Do noncyclic groups of order $p^n$, $n>1$ always have a subgroup isomorphic to $C_p\times C_p$? If $p=2$, then the quaternion group is a counterexammple, so let $p$ be an odd prime. Are there any groups like the quaternion groups for odd primes (i.e., they have a center of order $p$ and every nontrivial subgroup contains the center) that would also serve as counterexamples?
 A: No. The only $p$-groups with no subgroups isomorphic to $C_p \times C_p$ are the cyclic groups of order $p^n$ and the quaternion groups of order $2^{n+3}$ for $n \geq 0$.
This is Theorem 5.4.10.ii on page 199 of Gorenstein's Finite Groups, Theorem 12.5.2 on page 189 of M. Hall's Theory of Groups, Theorem 5.3.7 on page 114 of Kurzweil–Stellmacher's Theory of Finite Groups, Theorem 6.11 on page 189 of Isaacs's Finite Group Theory, Satz III.8.2 on page 310 Of Huppert's Endliche Gruppen, Proposition 5.3.6 on page 136 of Robinson's textbook for a Course in the Theory of Groups, Theorem IV and V in §62-63 on pages 73-75 in Burnside's Theory of Groups (1ed), and Theorem V and VI in §104-105 on pages 131-132 of Burnside's Theory of Groups (2ed). Aschbacher's Finite Group Theory is another standard reference, but it only contains the reduction as proposition 23.9 on page 109 (the actual result though is exercise 4 on page 115).

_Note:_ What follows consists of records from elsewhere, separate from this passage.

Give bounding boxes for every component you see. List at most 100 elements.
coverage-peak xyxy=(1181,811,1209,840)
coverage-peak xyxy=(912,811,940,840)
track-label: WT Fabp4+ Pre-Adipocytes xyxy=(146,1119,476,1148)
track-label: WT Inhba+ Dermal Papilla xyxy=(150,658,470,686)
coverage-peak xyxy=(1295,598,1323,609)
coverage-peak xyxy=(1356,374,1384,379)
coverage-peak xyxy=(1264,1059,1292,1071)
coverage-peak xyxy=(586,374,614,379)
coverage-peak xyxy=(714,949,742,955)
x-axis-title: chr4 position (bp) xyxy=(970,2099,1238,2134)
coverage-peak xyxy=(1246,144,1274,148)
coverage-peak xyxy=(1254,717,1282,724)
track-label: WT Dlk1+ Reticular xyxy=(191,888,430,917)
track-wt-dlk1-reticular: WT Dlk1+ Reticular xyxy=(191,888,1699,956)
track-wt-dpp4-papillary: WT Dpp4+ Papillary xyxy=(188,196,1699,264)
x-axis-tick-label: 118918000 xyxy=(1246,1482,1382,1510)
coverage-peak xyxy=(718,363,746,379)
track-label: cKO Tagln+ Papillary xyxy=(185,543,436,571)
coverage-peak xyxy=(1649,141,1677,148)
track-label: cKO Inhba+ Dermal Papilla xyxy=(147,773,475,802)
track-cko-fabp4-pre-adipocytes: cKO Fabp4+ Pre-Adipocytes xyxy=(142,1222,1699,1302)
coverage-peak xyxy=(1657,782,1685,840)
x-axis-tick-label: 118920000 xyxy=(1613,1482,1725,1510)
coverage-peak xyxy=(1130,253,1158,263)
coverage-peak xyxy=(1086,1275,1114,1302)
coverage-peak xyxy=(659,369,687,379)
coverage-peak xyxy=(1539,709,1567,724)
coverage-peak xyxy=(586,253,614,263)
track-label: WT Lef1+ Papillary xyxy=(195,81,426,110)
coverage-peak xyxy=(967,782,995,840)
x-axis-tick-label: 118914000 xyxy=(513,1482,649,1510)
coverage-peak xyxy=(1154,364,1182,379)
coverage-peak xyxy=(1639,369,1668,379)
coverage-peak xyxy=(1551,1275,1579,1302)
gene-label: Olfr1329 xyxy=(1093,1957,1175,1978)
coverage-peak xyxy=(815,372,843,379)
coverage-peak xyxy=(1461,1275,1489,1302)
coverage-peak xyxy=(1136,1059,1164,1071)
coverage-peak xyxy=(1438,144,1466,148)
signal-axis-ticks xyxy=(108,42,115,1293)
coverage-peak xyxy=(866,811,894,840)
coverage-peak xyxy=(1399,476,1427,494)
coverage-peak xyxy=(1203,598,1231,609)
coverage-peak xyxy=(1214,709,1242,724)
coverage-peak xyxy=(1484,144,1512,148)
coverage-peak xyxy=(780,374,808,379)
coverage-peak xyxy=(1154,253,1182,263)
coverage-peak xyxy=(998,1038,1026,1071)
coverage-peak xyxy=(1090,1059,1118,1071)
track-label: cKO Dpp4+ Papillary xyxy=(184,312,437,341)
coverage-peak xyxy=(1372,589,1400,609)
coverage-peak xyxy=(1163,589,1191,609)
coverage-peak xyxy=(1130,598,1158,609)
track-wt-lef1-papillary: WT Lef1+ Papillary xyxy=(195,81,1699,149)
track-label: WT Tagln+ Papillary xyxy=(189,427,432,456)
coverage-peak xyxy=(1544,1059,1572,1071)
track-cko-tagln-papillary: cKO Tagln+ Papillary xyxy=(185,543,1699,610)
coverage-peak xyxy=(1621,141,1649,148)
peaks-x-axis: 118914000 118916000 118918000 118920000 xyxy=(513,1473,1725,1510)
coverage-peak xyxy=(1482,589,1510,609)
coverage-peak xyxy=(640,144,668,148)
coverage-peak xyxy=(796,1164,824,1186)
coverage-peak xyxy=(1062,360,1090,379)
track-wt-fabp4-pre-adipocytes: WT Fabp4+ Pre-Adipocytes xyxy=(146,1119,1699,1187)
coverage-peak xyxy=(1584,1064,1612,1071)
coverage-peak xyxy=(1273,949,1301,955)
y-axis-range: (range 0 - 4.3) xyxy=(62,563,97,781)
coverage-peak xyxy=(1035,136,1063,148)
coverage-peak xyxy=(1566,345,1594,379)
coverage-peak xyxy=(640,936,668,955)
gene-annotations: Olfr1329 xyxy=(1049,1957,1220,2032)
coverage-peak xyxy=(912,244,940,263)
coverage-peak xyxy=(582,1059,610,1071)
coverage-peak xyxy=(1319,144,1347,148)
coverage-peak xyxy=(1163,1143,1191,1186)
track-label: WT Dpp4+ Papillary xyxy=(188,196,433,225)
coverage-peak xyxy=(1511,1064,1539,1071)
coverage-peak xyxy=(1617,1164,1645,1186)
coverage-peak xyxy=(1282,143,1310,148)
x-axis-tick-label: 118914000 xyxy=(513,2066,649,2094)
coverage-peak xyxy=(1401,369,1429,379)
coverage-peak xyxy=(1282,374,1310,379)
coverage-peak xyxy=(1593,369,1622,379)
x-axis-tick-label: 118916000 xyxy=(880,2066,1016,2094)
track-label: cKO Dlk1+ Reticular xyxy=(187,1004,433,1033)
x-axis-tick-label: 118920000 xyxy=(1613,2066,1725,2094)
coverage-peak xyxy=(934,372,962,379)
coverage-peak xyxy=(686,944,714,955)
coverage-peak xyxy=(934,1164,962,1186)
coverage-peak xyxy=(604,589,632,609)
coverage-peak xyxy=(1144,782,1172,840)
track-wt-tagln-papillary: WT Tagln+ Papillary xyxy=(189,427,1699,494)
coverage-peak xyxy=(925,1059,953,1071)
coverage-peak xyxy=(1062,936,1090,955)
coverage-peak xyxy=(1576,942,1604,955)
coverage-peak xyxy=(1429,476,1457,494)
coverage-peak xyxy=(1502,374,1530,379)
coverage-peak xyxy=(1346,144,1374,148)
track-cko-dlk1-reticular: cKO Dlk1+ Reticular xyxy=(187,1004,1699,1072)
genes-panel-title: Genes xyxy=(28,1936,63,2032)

None of the proofs are particularly short, but all are pretty easy to read.

In particular, every non-cyclic, non-quaternion finite $p$-group contains a subgroup $C_p \times C_p$. If we assume $Z(G)$ has order $p$, then $C_p \times C_p$ cannot equal $Z(G)$, so either it intersects it trivially or $Z(G)$ is a proper subgroup of $C_p \times C_p$ and any complement to $Z(G)$ intersects it trivially. Thus we have proved:
Proposition If $G$ is a finite $p$-group with $|Z(G)|=p$ which contains no non-identity subgroup intersecting the center trivially, then $G$ is cyclic or quaternion.